White cumin is a popular spice not only in Ethiopia but also all over the world. It is a flowering plant that grows by Ethiopian smallholder farmers commonly for commercial purpose. It has a several health benefit which includes improving immunity, aiding digestion, preventing cancer, and treating skin disorders and anemia. Despite such importance, as the researcher's knowledge, no much study has done on the technical efficiency of white cumin production in the study area. Therefore, this study was aimed to investigate technical efficiency and factors affecting the technical efficiency of white cumin production among smallholder producers in northwestern Ethiopia.

The result of the study confirmed that the mean technical efficiency of white cumin producers was 81%. This indicates that there is room to boost the production and productivity of white cumin production by using the existing resources and the current state of technology. The maximum likelihood estimates of the stochastic production frontier model revealed that land allotted to white cumin, NPS, and urea fertilizer had statistically and positively affected the level of white cumin production. This implies that the lack of these farm inputs would hamper the production and productivity of white cumin.
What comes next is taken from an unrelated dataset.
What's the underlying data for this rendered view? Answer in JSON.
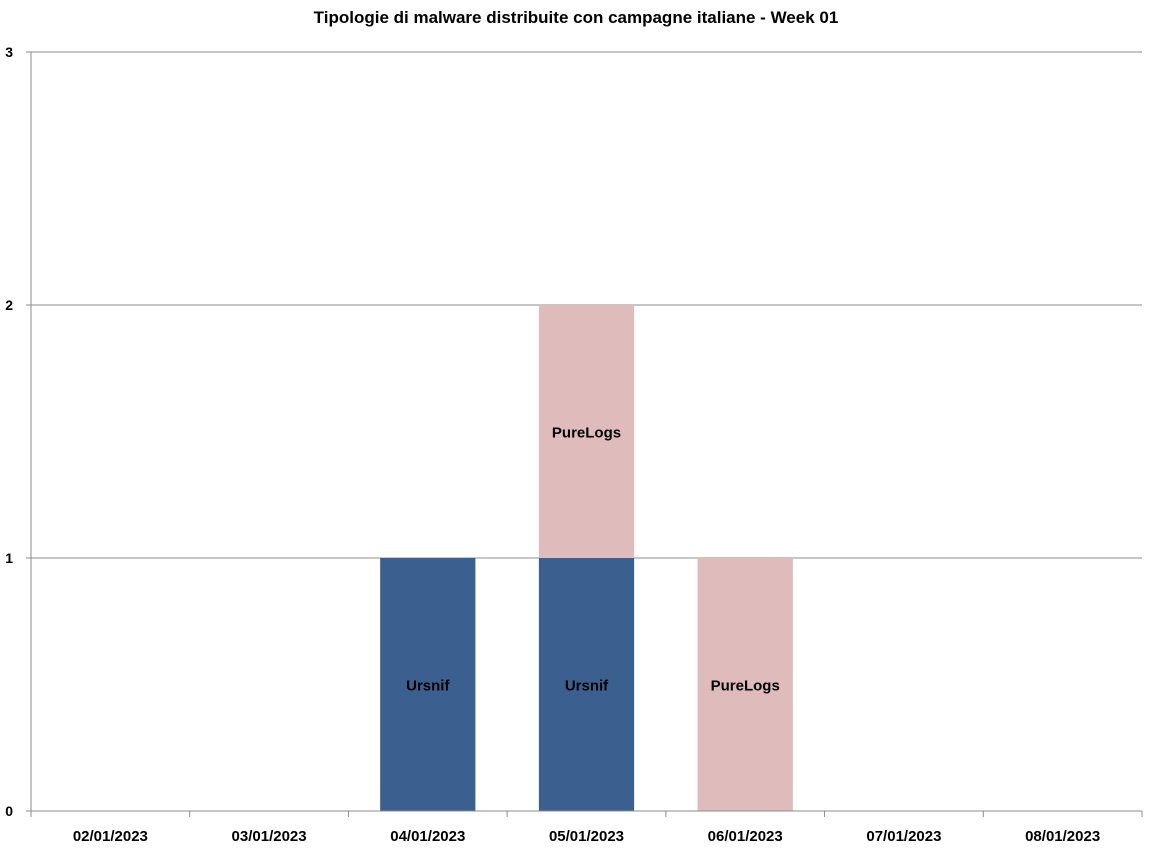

Moreover, the maximum likelihood estimates of the stochastic production frontier model confirmed that the age of household head, land fragmentation, livestock ownership, and membership of cooperatives were found to positively and significantly influence the level of technical efficiency of white cumin producers while family size, distance to the main road and credit access were found to be significantly and negatively influence the level of technical efficiency of white cumin producers. Hence, based on the finding of the study, the local government should strengthen farmer cooperatives to reinforce farm to farm knowledge sharing by providing incentives, awareness creation, and providing different facilities such as offices, credit, and stores. Moreover, the government should be strengthening the existing livestock production system by providing better health services, better livestock forage, and adopting high-yielding breeds in the study area. In addition, producers should use their family labor effectively and produce at different plot level to minimize natural hazards for efficient white cumin production. Therefore, the existing level of inefficiency of white cumin is high and this calls for enhancing farmer's resource endowment by providing credit and better attention of policymakers and researchers for tackling the source of these inefficiency differentials to improve the livelihood of white cumin producers.